Dean Humphries, Hotels National Director at Colliers International, says the sector experienced an “exceptional finish” to 2017, with its key trading metrics the strongest since records began.
“With record international tourist numbers and little new room supply, hotels were incredibly tightly held last year,” he says.
“No major hotels were sold in 2017, contributing to one of the lowest volume of hotel transactions on record.
“However, that looks likely to change this year as occupancy rates plateau, room rate growth slows, and more new hotels are developed.
“We’ll see more hotels being offered to the market for sale as some owners look to divest of their assets after benefitting from a significant uplift in value over recent years.”
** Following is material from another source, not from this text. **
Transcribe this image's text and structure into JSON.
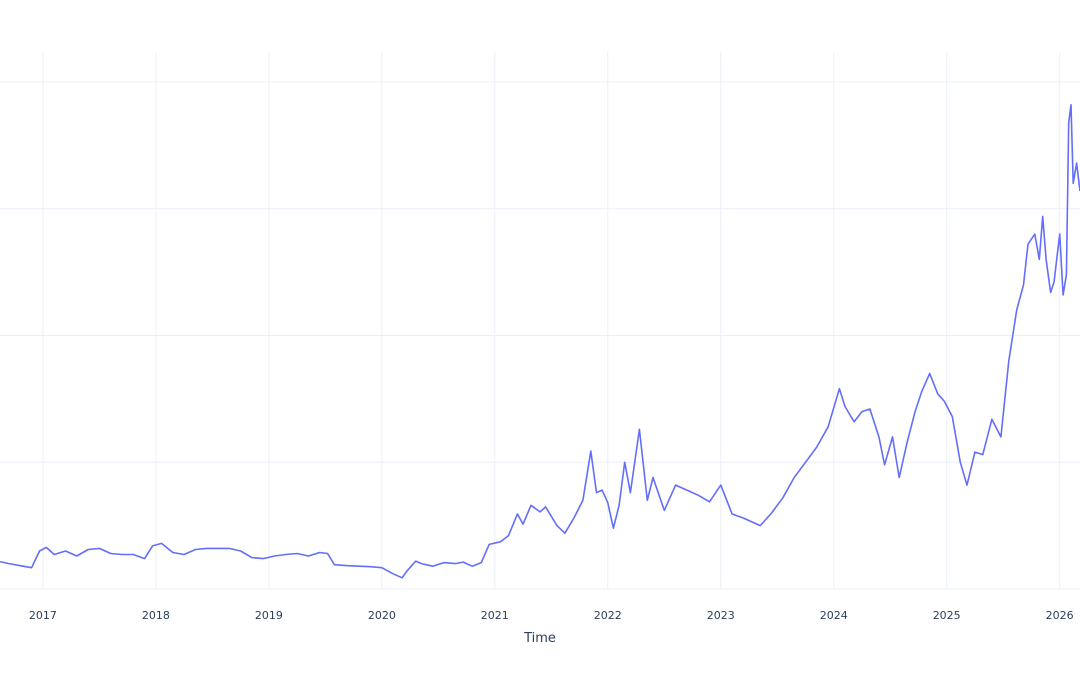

Humphries says that trend is already evident, with the iconic Skotel Alpine Resort (pictured) on the slopes of Mount Ruapehu being listed for sale last week.
Known as the “highest hotel in New Zealand” due to its elevation of 1,134m above sea level, the 3 star plus hotel is being marketed for sale by Humphries and Colliers International Broker Mathew Gibbard.
Offers by way of expressions of interest close on 1 March.
Built in the 1960s, the hotel has been extended and upgraded a number of times and currently comprises a 31 room hotel, five standalone chalets, and 12 rooms of budget accommodation with 36 beds.
As well as staff and management accommodation, the resort also offers a large restaurant and bar, gymnasium, spas and saunas, games rooms, on-site ski hire and equipment facility, and 70 car parks.
Humphries says another “significant” hotel asset is due to be put up for sale later this month – the first major hotel to be offered to the market in more than a year.
“Market conditions are excellent for owners looking to divest,” he says.
“Last year, New Zealand completed the fifth consecutive year of its current tourism boom, which started in 2013.
“Hotels were one of the key beneficiaries of the 3.7 million visitors who came to our country in 2017, with hotel occupancy and room rates reaching record highs in all major centres.
“This is now traversing through most regional markets which are also reporting strong occupancy and room rates.”
Humphries says Auckland and Queenstown continue to lead the charge with occupancy reaching 86.8 per cent and 82.5 per cent respectively for the year ending December 2017, with many other regions now recording occupancy levels above 75 per cent.
Room rates also continue to climb with Queenstown recording the highest room rate at $225.43, a 16 per cent increase from the previous year, followed closely by Auckland at $209.92, a 14.5 percent increase.
Other key trends in the hotel sector last year included:
- One of the lowest recorded volumes of hotel transactions, with owners electing to hold onto their assets. Collies International research recorded just $50 million worth of transactions in the wider hotel sector, characterised by smaller properties (under 100 rooms) predominantly in regional locations;
- Historically low volumes of new hotel supply, with an increase of just 738 rooms (3.5 per cent) of new inventory across the country including M Social (repositioning of the former Copthorne Auckland), Haka Hotel, Ramada Albany, Crowne Plaza Christchurch, The Park Wellington and QT Queenstown;
- An increasing development pipeline of proposed hotels, particularly in Auckland and Queenstown;
- The continued popularity of short stay e-platforms such as Airbnb, with exponential growth in listings throughout New Zealand.